Blood pressure was measured by using standard BP measurement protocol after the patient had rested for 10 minutes. Two measurements were taken by aneroid sphygmomanometer, with at least a 5-minute interval between successive measurements. The reading at the first appearance of the Korotkoff sound (phase I) was taken as the systolic blood pressure and that at its disappearance (phase V) was taken as the diastolic blood pressure.[15] Hypertension was defined as values >140 mmHg SBP and/or >90 mmHg DBP on two or more different occasions.[15]

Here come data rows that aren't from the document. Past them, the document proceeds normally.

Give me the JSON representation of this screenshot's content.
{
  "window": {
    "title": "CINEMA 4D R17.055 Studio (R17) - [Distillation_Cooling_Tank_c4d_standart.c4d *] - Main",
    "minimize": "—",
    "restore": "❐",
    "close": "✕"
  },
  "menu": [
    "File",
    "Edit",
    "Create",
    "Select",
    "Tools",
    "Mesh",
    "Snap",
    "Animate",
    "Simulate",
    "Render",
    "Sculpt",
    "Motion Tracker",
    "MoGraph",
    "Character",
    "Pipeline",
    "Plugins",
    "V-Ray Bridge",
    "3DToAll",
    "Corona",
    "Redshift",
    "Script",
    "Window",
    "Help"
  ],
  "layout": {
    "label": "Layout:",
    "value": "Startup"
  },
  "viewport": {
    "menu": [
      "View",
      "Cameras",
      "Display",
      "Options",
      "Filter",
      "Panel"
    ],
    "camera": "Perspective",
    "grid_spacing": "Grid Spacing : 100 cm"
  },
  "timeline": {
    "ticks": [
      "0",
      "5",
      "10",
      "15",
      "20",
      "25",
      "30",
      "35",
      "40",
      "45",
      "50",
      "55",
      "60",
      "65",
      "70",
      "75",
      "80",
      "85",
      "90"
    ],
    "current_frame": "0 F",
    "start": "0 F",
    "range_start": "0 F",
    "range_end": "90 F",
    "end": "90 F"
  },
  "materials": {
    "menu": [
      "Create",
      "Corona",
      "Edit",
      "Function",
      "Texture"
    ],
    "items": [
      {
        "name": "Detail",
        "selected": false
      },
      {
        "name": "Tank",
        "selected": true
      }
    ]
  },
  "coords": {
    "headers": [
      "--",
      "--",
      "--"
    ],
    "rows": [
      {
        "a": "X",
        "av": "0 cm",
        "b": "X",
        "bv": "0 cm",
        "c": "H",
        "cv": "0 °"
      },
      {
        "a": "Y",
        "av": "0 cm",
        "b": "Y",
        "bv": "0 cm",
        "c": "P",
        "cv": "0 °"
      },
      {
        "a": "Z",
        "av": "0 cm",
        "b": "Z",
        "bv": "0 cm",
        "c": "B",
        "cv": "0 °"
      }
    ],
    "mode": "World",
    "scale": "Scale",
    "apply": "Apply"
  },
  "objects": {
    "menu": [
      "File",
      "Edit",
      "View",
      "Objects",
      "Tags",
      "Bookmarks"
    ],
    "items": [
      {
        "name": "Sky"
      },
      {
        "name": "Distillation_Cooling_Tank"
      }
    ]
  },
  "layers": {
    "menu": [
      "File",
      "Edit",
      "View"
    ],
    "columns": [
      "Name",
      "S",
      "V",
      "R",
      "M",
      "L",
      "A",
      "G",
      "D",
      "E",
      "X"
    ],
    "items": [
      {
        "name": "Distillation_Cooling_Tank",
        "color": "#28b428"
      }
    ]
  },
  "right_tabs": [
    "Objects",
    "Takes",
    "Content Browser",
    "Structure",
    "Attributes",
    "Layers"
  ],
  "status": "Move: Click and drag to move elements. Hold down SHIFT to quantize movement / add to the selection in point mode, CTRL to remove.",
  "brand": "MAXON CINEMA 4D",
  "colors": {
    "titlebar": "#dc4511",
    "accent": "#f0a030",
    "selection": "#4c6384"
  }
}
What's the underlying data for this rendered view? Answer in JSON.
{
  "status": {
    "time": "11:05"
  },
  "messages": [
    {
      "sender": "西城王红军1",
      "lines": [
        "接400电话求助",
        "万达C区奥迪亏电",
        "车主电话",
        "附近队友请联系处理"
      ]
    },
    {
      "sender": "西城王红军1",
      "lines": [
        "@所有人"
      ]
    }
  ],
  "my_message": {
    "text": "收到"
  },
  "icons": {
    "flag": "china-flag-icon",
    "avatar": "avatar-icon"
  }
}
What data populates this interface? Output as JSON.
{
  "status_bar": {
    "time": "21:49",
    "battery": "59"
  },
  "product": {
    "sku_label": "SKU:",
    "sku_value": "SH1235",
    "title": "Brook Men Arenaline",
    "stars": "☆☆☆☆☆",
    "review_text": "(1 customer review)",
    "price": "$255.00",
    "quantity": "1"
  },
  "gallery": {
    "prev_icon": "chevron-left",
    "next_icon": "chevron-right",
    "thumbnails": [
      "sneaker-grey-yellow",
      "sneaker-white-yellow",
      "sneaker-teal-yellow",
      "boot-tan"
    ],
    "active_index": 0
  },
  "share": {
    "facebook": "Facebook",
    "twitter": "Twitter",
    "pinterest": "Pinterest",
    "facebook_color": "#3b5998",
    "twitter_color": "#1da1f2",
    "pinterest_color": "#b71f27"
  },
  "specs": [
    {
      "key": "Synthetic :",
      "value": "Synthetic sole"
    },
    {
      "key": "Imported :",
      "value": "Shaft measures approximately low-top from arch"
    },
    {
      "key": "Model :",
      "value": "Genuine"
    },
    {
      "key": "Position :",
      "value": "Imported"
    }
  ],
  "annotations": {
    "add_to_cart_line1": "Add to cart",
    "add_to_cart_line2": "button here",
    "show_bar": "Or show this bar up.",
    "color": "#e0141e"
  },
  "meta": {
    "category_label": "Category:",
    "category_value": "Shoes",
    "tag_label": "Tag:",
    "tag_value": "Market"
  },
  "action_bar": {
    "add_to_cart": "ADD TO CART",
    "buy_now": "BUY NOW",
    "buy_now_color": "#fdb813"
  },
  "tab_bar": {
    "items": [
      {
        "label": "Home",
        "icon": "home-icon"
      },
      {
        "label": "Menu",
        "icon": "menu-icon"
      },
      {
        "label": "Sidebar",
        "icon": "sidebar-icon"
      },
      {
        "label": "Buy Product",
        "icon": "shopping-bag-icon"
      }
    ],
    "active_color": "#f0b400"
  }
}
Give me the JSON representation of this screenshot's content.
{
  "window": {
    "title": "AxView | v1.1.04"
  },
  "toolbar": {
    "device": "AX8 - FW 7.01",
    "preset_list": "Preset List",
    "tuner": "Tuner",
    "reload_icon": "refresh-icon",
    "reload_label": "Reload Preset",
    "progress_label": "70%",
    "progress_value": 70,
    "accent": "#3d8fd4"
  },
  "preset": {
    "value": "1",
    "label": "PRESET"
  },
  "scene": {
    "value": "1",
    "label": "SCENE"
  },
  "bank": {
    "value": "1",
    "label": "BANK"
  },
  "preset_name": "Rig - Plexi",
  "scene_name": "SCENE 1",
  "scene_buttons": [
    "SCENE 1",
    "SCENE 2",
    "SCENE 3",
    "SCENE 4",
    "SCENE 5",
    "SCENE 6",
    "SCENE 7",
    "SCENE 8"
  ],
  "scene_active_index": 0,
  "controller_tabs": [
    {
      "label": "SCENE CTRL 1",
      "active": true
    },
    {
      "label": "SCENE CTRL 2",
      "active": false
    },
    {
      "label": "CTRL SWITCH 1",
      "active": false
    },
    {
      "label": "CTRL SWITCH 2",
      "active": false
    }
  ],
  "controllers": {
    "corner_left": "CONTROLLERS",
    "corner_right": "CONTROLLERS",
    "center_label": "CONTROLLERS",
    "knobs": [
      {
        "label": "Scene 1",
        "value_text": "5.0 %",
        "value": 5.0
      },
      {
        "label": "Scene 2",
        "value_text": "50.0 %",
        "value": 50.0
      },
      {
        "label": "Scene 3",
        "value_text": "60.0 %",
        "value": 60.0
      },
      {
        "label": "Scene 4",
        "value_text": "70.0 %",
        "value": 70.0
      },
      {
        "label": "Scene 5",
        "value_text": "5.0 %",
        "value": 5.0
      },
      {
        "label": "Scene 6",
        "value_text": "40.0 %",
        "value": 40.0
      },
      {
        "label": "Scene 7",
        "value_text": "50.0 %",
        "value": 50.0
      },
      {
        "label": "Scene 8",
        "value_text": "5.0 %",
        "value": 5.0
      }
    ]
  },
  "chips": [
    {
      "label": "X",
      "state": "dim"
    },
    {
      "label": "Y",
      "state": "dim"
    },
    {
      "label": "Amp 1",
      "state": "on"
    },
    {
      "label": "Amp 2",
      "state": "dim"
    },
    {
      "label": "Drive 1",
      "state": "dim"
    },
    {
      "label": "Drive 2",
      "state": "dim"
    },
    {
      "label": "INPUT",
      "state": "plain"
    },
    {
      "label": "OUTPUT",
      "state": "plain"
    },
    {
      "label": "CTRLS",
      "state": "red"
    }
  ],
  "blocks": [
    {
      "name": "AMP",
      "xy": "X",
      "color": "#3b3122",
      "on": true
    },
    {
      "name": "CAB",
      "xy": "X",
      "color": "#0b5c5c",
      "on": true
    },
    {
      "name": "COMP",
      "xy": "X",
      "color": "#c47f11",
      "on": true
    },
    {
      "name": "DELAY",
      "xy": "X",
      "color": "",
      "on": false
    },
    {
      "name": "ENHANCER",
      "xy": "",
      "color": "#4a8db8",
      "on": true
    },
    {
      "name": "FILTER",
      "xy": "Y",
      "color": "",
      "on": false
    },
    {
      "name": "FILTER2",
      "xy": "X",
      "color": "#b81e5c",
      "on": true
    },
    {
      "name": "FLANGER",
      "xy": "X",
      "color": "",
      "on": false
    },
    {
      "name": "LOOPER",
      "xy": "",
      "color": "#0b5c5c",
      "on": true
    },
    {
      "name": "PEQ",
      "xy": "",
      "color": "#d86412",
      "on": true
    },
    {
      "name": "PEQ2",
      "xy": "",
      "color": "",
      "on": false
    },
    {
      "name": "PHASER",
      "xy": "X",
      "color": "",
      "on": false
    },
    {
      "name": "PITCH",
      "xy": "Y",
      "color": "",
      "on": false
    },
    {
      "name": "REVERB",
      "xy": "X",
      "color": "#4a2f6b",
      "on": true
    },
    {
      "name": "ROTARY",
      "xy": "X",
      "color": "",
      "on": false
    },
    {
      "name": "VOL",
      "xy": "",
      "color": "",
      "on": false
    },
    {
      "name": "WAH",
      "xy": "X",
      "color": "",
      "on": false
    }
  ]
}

After overnight fasting, 10 ml of venous sample was drawn for haematological and laboratory investigation including kidney function test (KFT), liver function test (LFT), complete lipid profile, Lp(a), and thyroid function test. Biochemical tests were performed by standard operating protocols (SOP) in the laboratories of department of Biochemistry and Pathology. Total cholesterol, HDL-cholesterol, and triglycerides were measured by enzymatic method. Friedewald formula was used in the calculation of LDL Cholesterol as shown in the following:
LDL Cholesterol = total serum cholesterol - (HDL + total TG/5) mg/dL and VLDL = 1/5 triglyceride.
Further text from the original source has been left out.